ANS: 1 1. It is essential that the client never be left alone with her baby. 2. The statement is untrue. There is no set time frame for the resolution of the symptoms of postpartum psychosis. 3. Clinical response to medications is usually quite good. 4. The client's vital signs need not be assessed frequently.

A client is on magnesium sulfate via IV pump for severe preeclampsia.
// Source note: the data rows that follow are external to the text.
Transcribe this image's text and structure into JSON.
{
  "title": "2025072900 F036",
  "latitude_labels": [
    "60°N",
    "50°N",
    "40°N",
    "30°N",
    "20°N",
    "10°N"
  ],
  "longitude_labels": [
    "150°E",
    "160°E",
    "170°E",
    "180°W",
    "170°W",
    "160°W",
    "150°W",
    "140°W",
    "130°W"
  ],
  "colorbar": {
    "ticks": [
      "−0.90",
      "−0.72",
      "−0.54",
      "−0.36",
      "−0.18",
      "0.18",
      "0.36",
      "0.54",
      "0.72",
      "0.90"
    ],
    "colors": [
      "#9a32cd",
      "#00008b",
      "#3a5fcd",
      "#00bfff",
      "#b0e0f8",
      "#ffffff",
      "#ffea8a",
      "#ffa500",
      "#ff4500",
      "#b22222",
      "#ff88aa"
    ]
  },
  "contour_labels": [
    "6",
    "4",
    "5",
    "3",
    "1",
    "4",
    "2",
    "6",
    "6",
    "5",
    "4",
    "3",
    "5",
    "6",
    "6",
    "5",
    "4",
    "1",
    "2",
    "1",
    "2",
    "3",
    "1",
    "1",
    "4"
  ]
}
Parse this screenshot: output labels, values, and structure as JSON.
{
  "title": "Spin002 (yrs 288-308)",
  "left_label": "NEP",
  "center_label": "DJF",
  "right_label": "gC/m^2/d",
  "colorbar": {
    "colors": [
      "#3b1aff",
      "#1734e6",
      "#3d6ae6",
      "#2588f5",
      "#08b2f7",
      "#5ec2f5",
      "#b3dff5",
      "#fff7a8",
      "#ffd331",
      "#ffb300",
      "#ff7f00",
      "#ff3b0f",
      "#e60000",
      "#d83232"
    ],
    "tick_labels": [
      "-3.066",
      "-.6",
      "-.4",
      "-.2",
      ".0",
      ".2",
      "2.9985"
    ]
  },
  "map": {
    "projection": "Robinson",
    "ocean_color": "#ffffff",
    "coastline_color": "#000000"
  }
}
Other than patellar reflex assessments, which of the following noninvasive assessments should the nurse perform to monitor the client for early signs of magnesium sulfate toxicity? 1. Serial grip strengths. 2. Kernig assessments. 3. Pupillary responses. 4. Apical heart rate checks.

ANS: 1 1. Serial grip strengths can be performed to monitor a client for magnesium sulfate toxicity. 2. Kernig's assessment is performed when checking for nuchal rigidity in a client with meningitis. 3. Pupillary responses are performed when a client has had a head injury or is not responsive. 4. Apical heart rate checks are performed when a client has a cardiac disease or is receiving digoxin.

A client is receiving a blood transfusion after the delivery of a placenta accreta and hysterectomy. Which of the following complaints by the client would warrant immediately discontinuing the infusion? 1. "My lower back hurts all of a sudden." 2. "My hands feel so cold." 3. "I feel like my heart is beating fast." 4. "I feel like I need to have a bowel movement."

ANS: 1 1. Sudden lower back pain is a sign of a transfusion reaction. 2. This is not a sign of a transfusion reaction. The client may be nervous about receiving the blood. 3. This is not a sign of a transfusion reaction. The client may be nervous about receiving the blood. 4. This is not a sign of a transfusion reaction. The client is likely having a normal bowel movement.

A rubella nonimmune, breastfeeding client has just received the rubella vaccine. Which of the following side effects should the nurse warn the client about? 1. The baby may develop a rash a week after the shot. 2. The baby may temporarily reject the breast milk. 3. The mother's milk supply may decrease precipitously. 4. The mother's joints may become painful and stiff.

ANS: 4 1. The mother, not the baby, may develop a macular rash after receiving the injection. The baby will be unaffected. 2. There is no evidence to suggest that babies whose mothers have received the rubella vaccine reject their mother's breast milk. 3. There is no evidence to suggest that the mother's breast milk supply will drop. 4. One out of 4 women complains of painful and stiff joints after receiving the injection.